7. Molecular Research of SGLT2 Inhibitors Connected to Arrhythmias

Despite promising data of SGLT2 inhibitors as heart failure drugs with possible antiarrhythmic properties, molecular mechanisms have not been identified yet. A classic cell receptor-based signaling cascade within myocytes seems unlikely because results derived from in vivo and in vitro experiments are too varying, even if the effects could be triggered via other receptors than SGLT2. Given that SGLT2 inhibitors are all small molecules with molecular masses of lower than 500 g/mol, these substances could easily be taken up and metabolized or modified by cardiomyocytes and exert effects inside the cell. Interestingly, no consistent effects could be identified, not even for a single substance. Therefore, big data analysis using deep learning artificial intelligence seems to be a reasonable approach to reveal the most likely targets. An algorithm that analyzed publicly available databases showed that empagliflozin could reverse 59% of all known protein alterations in heart failure with preserved ejection fraction (HFpEF) with a predominance of the effect via the sodium hydrogen antiporter 1 (NHE1) receptor and the impact on oxidative stress modulation, myocardial stiffness, myocardial extracellular matrix remodeling, and systemic inflammation [102]. None such analysis has been performed for another SGLT2 inhibitor so far. However, the complexity of these effects, especially in the presence of myocardial damage, has recently been summarized by the authors and involves upregulations of the JAK/STAT3 [21,22], the ERK 1/2 [70], the cGCH1-BH4/NO [23], the B-cell lymphoma 2 gene [24], and the AMPK [18,25,26] pathways. A modification of adipokines from epicardial fat may play a role as well [72]. Although these mechanisms of action for SGLT2 inhibitors were observed after more or less acute myocardial damage, an improvement of the myocardial function will likely prevent the development of ventricular arrhythmias [103] in the long term. On the atrial level, the current evidence available involves the PGC-1a/NRF-1/Tfam pathway [87] and modifications of the sodium-calcium exchanger (NCX) protein [88] after SGLT2 inhibitor treatment.
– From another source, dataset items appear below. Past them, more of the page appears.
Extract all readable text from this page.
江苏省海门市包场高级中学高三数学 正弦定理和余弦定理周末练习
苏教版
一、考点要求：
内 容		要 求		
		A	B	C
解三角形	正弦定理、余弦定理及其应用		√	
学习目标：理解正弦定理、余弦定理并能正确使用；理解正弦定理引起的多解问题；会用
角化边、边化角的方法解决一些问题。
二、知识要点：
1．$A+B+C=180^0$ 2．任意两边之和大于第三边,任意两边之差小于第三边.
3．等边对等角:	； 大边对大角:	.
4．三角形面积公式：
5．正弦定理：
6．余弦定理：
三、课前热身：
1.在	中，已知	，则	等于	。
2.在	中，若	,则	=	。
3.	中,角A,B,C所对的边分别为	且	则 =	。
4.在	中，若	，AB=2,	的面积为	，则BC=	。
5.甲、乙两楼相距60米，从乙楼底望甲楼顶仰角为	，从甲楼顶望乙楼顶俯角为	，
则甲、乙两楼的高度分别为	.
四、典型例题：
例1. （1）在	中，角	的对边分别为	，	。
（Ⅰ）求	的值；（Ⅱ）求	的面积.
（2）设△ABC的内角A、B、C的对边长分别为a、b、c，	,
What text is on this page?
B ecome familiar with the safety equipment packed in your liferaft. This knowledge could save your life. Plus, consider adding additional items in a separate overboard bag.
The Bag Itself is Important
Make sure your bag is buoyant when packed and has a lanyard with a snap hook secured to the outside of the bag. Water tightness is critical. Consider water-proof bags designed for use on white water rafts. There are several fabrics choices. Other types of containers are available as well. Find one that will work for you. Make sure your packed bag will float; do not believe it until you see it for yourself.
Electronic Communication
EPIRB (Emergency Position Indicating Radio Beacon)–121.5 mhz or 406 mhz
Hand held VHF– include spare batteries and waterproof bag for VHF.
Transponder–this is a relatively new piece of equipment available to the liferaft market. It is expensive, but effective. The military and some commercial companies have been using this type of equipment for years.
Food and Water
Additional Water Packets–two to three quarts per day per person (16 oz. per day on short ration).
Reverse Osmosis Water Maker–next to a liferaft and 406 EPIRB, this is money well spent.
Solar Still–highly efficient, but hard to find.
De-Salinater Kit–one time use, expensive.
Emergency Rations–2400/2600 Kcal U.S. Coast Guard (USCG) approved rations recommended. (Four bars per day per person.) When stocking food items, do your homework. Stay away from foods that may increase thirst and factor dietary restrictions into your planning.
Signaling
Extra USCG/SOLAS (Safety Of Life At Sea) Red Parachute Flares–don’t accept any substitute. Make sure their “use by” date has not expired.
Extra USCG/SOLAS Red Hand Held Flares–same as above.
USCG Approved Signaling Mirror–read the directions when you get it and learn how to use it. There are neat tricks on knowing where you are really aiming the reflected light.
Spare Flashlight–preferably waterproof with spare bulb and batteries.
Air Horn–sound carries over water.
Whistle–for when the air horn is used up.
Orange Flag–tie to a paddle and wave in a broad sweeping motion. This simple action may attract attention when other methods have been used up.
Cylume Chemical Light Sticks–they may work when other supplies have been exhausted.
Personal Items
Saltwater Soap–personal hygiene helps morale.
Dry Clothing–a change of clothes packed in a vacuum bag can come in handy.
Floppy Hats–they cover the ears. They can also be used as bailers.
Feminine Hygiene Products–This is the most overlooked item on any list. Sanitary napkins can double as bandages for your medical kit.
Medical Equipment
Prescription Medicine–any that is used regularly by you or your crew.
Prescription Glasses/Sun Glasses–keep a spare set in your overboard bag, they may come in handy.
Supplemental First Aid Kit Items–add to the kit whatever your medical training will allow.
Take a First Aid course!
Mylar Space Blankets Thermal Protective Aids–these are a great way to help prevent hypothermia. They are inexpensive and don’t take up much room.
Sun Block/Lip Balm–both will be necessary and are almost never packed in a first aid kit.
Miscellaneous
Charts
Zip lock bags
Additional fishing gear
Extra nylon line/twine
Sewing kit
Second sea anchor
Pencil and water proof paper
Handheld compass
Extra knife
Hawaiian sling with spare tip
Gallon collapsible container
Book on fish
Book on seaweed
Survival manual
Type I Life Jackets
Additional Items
With respect to all identified and concealed downstream pathways, a multifactorial mechanism of action seems currently the most obvious explanation for the overall beneficial outcomes of clinical trials and a diversity of upregulated proteins after SGLT2 inhibitor treatment.

8. Conclusions

SGLT2 inhibitors are fully implemented as heart failure drugs due to their impressive outcomes in clinical trials. Their strong and consistent effect on heart failure hospitalization indicates improved cardiac function and is likely leading to lower numbers of ventricular arrhythmias. On the atrial level, post hoc analysis of large clinical trials revealed relevantly reduced incidence rates of atrial fibrillation. On the ventricular level, at least one post hoc analysis demonstrated a significant reduction of ventricular arrhythmias. We can expect the first evidence from ongoing clinical trials within the next years. Data derived from animal and cellular models support the hypothesis that SGLT2 inhibitors exert anti-arrhythmogenic effects. However, similar to the overwhelming beneficial effects with respect to heart failure, no consistent pathway or mechanism has been identified for the antiarrhythmic properties.